If cancer is found in the prostate, your physicians need to know the stage, or extent, of the disease. Staging is a careful attempt to find out whether the cancer has spread and, if so, what parts of the body are affected. The doctor may use various blood and imaging tests to learn the stage of the disease. Treatment decisions depend on these findings. The results of staging tests help the doctor decide which stage best describes a patient's disease. Clinical and pathological stage of the disease is one of the most important prognostic factors for patient's survival.
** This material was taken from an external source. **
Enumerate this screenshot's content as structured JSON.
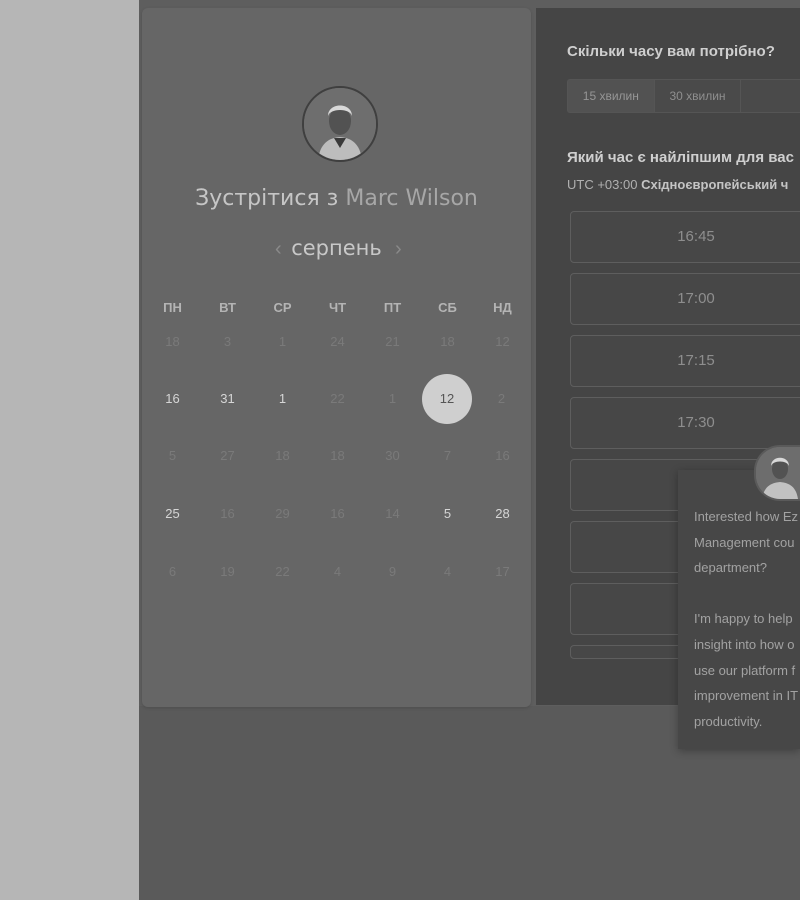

Two systems are in common use for the staging of prostate cancer. The "Jewett system" (stages A through D) was described in 1975 and has since been modified. In 1997, the American Joint Committee on Cancer (AJCC) and the International Union Against Cancer adopted a revised TNM system which employs the same broad T stage categories as the Jewett system but includes subcategories of T stage, including a stage to describe patients diagnosed through PSA screening. This revised TNM system is clinically useful and more precisely stratifies newly diagnosed patients. A simplified summary of both staging systems is shown below and both are used in the text of this summary discussing treatment options.

Stage I (A) --The cancer cannot be detected by rectal exam and causes no symptoms. The cancer is usually found during surgery to relieve problems with urination or during a screening PSA blood test. State I tumors may be in more than one area of the prostate, but there is no evidence of spread outside the prostate. 
Stage II (B) --The tumor is felt in a rectal exam or detected by a blood test, but there is no evidence that the cancer has spread outside the prostate. 
Stage III (C) --The cancer has spread outside the prostate to nearby tissues. 
Stage IV (D) --Cancer cells have spread to lymph nodes or to other parts of the body.